Nonostante questo pensiero, non riesci a smettere di tremare e a malapena ti accorgi di premere le dita sulla stoffa bianca della camicia del detective. Percepisci le braccia di quest'ultimo stringersi attorno alle tue spalle, ma la tua mente è da tutt'altra parte. È rimasta impigliata in un tranello del diavolo senza uscita e respiri profondamente nel tentativo di riordinare il caos.
«È finita, lo abbiamo preso» mormora Shinichi, senza perdere un secondo la durezza nel suo sguardo, «stai tranquilla».
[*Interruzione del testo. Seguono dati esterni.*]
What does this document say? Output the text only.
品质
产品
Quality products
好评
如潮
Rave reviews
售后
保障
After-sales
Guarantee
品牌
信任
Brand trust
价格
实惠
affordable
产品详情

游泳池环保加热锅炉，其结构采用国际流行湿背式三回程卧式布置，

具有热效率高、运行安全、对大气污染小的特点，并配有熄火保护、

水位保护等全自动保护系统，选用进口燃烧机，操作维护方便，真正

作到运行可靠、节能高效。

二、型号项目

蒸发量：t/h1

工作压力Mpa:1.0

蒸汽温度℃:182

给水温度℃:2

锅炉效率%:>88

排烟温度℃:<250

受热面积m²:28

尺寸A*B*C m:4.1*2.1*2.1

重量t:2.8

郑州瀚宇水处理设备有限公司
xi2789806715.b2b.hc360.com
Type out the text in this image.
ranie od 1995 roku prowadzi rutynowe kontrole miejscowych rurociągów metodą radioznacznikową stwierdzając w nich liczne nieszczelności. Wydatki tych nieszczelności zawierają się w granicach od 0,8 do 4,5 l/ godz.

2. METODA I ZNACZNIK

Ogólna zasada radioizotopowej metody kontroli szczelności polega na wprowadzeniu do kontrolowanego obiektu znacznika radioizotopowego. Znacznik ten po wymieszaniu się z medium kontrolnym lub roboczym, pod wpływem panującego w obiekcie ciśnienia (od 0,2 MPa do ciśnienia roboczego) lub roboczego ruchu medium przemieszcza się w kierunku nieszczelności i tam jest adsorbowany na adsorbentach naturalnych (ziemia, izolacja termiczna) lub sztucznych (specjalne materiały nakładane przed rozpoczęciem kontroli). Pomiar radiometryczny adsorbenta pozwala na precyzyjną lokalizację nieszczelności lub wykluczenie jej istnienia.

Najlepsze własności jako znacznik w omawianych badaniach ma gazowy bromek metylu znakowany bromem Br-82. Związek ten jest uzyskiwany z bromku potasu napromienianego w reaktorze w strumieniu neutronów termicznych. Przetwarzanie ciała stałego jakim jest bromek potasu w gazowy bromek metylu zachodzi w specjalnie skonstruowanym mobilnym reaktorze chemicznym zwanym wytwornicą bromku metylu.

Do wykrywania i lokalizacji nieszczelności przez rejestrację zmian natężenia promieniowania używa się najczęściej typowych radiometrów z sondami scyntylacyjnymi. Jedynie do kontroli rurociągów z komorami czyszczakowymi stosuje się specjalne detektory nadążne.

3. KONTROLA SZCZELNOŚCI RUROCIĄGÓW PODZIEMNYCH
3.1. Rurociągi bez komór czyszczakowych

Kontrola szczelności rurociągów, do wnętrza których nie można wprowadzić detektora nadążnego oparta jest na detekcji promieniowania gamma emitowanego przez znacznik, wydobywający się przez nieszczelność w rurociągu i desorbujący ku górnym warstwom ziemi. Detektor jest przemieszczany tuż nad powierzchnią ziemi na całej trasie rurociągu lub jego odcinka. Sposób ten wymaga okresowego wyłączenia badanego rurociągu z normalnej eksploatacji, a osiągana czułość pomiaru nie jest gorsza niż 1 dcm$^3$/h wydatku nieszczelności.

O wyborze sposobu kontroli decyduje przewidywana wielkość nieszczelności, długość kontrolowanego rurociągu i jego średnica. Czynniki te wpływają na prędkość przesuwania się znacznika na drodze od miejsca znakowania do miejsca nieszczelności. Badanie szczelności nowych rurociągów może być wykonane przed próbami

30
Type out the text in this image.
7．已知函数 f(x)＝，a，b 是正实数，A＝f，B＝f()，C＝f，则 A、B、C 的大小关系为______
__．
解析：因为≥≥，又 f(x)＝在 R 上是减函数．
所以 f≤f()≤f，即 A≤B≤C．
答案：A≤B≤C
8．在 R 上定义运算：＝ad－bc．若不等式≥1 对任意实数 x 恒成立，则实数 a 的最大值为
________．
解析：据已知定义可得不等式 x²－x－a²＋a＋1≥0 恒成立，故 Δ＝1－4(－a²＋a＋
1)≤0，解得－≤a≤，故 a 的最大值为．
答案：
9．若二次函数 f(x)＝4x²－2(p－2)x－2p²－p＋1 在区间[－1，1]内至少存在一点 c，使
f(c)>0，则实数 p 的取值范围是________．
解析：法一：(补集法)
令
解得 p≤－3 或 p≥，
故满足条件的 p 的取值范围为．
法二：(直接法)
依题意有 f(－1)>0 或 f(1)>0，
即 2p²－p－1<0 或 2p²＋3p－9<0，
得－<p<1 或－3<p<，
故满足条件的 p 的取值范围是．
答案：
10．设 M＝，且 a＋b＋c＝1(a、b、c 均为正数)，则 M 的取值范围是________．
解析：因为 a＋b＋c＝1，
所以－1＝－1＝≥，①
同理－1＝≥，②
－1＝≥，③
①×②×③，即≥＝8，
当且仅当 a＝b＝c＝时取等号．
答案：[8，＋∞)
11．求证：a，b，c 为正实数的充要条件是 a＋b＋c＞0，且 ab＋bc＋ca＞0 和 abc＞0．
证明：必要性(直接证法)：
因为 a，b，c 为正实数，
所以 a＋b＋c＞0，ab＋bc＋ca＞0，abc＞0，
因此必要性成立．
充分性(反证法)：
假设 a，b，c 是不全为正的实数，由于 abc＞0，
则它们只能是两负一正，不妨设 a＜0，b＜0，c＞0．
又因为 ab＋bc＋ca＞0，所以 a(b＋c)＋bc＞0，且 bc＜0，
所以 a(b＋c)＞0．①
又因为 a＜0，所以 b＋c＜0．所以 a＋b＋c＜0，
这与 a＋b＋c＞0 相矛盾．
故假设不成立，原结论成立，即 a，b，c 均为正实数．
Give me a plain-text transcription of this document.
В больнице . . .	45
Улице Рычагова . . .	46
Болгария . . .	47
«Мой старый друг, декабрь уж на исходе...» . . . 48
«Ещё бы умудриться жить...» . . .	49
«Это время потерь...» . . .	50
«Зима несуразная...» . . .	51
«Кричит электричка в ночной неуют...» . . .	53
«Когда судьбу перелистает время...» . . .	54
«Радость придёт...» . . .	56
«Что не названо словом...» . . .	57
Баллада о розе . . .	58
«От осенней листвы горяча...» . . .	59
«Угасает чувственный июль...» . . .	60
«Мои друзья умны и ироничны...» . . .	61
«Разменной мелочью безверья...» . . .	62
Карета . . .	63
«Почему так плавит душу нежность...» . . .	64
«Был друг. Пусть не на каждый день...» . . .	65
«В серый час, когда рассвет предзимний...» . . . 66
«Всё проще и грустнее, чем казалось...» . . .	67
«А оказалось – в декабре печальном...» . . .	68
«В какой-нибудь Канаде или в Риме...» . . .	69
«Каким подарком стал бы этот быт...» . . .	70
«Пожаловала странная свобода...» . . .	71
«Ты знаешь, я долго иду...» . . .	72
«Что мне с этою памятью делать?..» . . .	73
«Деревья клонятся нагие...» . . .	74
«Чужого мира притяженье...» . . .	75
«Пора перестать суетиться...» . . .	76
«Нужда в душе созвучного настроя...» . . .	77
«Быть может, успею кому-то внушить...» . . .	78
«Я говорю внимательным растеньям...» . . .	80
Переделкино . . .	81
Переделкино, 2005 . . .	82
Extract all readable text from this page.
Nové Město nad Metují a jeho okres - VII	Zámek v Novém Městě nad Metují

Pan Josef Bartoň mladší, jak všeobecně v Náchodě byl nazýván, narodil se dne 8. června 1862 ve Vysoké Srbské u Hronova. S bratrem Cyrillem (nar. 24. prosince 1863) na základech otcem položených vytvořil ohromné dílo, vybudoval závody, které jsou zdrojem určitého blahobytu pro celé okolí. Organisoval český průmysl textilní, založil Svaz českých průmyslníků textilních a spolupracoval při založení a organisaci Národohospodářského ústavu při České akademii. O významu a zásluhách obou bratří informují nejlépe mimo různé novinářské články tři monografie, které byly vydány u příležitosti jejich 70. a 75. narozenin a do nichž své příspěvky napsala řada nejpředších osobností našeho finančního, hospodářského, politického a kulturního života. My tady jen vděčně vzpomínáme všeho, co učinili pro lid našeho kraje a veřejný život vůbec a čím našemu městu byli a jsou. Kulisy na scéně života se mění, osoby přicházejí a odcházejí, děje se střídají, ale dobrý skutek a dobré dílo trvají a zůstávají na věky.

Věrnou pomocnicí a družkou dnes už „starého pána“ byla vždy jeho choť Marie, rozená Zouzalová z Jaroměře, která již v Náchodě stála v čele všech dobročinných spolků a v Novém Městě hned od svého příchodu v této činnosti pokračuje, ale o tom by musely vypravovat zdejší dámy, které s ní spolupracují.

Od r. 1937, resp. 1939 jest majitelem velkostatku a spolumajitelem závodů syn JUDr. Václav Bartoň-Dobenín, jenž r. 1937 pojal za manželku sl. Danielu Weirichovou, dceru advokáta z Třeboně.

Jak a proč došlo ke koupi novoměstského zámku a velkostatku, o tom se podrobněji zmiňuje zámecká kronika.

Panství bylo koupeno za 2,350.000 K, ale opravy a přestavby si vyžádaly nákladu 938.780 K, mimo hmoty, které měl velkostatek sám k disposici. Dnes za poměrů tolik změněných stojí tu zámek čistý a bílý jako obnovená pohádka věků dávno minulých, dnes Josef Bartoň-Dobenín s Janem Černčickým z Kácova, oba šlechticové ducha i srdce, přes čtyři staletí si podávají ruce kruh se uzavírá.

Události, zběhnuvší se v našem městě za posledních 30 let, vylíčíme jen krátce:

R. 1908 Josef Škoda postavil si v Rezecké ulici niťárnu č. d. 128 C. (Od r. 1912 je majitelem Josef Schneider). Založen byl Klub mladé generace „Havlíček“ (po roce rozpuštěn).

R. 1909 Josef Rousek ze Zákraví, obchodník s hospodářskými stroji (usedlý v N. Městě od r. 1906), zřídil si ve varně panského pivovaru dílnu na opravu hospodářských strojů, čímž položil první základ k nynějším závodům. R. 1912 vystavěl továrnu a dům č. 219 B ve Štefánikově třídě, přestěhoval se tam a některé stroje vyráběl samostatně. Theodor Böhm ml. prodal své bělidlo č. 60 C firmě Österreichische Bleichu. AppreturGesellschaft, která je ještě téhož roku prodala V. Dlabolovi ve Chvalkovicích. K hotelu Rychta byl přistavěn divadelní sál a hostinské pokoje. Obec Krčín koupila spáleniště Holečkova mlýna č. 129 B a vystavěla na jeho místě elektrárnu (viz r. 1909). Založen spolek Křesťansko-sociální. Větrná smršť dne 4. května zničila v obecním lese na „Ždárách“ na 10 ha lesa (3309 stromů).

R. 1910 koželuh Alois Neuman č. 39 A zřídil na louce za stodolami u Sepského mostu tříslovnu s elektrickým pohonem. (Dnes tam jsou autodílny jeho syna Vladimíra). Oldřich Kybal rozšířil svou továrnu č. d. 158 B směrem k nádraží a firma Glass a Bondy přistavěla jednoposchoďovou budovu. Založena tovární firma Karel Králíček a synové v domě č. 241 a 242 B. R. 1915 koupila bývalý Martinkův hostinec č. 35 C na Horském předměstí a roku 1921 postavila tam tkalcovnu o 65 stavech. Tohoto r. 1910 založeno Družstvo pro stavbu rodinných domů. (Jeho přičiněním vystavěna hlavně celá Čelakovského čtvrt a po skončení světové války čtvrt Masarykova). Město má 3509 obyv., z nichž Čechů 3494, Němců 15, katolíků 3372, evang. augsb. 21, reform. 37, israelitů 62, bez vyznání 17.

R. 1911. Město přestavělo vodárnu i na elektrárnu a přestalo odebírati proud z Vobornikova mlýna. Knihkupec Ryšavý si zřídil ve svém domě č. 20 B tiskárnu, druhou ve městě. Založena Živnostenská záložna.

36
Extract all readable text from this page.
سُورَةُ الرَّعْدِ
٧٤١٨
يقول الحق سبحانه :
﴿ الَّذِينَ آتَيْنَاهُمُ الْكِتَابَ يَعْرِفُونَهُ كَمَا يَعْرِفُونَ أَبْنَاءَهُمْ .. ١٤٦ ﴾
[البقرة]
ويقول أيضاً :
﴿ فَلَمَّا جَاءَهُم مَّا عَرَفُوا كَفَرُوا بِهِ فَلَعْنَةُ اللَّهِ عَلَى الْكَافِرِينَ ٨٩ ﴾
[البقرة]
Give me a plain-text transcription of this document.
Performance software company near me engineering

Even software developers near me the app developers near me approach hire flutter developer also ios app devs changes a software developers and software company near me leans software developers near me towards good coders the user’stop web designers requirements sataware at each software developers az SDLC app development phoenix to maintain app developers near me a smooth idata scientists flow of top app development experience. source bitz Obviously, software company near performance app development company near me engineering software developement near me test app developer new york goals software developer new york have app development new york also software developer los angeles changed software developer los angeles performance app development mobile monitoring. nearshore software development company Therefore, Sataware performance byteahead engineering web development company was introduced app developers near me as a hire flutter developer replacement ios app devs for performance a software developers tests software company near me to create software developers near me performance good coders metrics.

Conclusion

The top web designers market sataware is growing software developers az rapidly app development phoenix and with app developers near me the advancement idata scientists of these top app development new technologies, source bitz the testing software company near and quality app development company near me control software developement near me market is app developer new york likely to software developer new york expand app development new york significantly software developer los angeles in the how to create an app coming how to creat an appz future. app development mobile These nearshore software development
Sollevi gli occhi e noti appena il suo viso a causa delle lacrime che ti offuscano la visuale; odi che lui possa vederti in quella situazione di debolezza, ma non te lo fa pesare. Non ti rimprovera per non averlo avvisato, né per aver lasciato a casa quella maledetta cimice come invece ti saresti aspettata.
Per la prima volta, il detective comprende e basta, senza parlare e senza farti pesare nulla.
Annuisci, rimanendo immobile tra le sue braccia.
E va bene così.






Note dell'autrice

Ciao a tutti! Volevo specificare qualche chiarimento in merito a questa fanfic che in realtà pare strana anche a me.
È nata da un sogno in cui mi si è delineata solo l'ultima scena, in realtà. Volevo scriverne qualcosa a riguardo e l'idea mi si è presentata con il contest di Lita_EFP, che ringrazio per l'ispirazione.
Come si dovrebbe intuire, la storia si svolge alla fine di – quasi – tutto, una volta che Shinichi e Shiho hanno riottenuto i loro corpi e la maggior parte dell'Organizzazione è stata sgominata: manca, appunto, proprio Gin.
Non so il motivo, ma ho sempre avuto il sospetto che lui non ucciderebbe davvero Shiho se lei tornasse – per qualunque motivo – sui suoi passi. Vuoi perché è sempre stata troppo importante, vuoi perché lui ha una specie di ossessione mai chiarita; tuttavia, mi ci ha fatto pensare proprio lei durante un episodio in cui spiegava l'alternativa che le avrebbe potuto dare l'Organizzazione di tornare con loro.
Ora che ho scritto un papiro di note, posso lasciarvi. Grazie a tutti coloro che leggeranno e avranno voglia di farmi sapere cosa ne pensano!